In this paper a brief overview is provided of the EAGLES project ([1]) specifically with reference to progress achieved within the Spoken Language Working Group (SLWG). The goals, working structures, methods, and achievements are first briefly summarised ([2], [4]). We then outline the major achievement of the project, the handbook of Spoken Language working practices and guidelines, with some discussion of important liaisons developing with other projects and bodies. The paper concludes with an overview of current plans and prospects for further extension and development of these activities.
The domain of spoken language technologies ranges from speech input and output systems to complex understanding and generation systems, including multi- modal systems of widely differing complexity (such as automatic dictation machines) and multilingual systems (including for example translation systems). The definition of de facto standards and evaluation methodologies for such systems involves the specification and development of highly specific spoken language corpus and lexicon resources, and measurement and evaluation tools.
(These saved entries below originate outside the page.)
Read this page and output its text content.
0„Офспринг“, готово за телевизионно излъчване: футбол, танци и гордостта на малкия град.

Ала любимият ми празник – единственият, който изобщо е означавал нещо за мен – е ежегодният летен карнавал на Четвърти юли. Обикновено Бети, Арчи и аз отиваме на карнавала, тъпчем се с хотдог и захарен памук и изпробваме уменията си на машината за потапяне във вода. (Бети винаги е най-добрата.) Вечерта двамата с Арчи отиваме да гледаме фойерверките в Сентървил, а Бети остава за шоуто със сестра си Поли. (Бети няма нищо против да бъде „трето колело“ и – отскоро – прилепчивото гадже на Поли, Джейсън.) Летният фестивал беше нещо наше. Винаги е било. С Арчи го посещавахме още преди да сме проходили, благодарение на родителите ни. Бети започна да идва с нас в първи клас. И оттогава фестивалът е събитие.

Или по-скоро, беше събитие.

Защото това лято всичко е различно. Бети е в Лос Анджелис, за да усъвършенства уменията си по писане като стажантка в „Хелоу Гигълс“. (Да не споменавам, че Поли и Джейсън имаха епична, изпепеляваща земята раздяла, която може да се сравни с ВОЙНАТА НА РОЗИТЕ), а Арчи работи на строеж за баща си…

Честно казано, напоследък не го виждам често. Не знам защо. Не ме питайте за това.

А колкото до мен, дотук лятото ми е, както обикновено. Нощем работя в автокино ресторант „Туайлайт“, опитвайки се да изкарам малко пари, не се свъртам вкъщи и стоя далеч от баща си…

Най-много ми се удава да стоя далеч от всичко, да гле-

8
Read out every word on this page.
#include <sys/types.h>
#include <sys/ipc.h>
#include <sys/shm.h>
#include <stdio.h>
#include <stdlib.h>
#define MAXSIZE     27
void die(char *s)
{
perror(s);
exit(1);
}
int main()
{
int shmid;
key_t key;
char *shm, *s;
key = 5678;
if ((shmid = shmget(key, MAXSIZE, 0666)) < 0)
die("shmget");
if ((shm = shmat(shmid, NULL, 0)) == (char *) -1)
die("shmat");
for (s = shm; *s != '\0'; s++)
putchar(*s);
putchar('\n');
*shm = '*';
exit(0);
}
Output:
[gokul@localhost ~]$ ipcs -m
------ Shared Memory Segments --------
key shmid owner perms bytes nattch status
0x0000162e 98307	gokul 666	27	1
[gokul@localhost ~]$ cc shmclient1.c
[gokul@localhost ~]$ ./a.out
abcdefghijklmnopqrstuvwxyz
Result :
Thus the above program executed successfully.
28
In these areas the de facto standards are derived from the consensus within the spoken language community previously established in a number of European ([3]) and national projects, with reference to important initiatives in the US and Japan. Primary among these have been the SAM projects (centred on component technology assessment and corpus creation), SQALE (for large vocabulary systems assessment) and both SUNDIAL and SUNSTAR (for multi-modal systems.) Past and present projects with significant outputs in the domain of assessment and resources include ARS, RELATOR, ONOMASTICA and SPEECHDAT, as well as major national projects and programmes of research such as VERBMOBIL in Germany. This has led to an initial documentation of existing practice which is relatively comprehensive but in many respects heterogeneous and widely dispersed. The Spoken Language Working Group of the EAGLES project has addressed the task of collecting and unifying this existing body of material to provide an up-to-date baseline reference documentation to serve current and immediate future needs.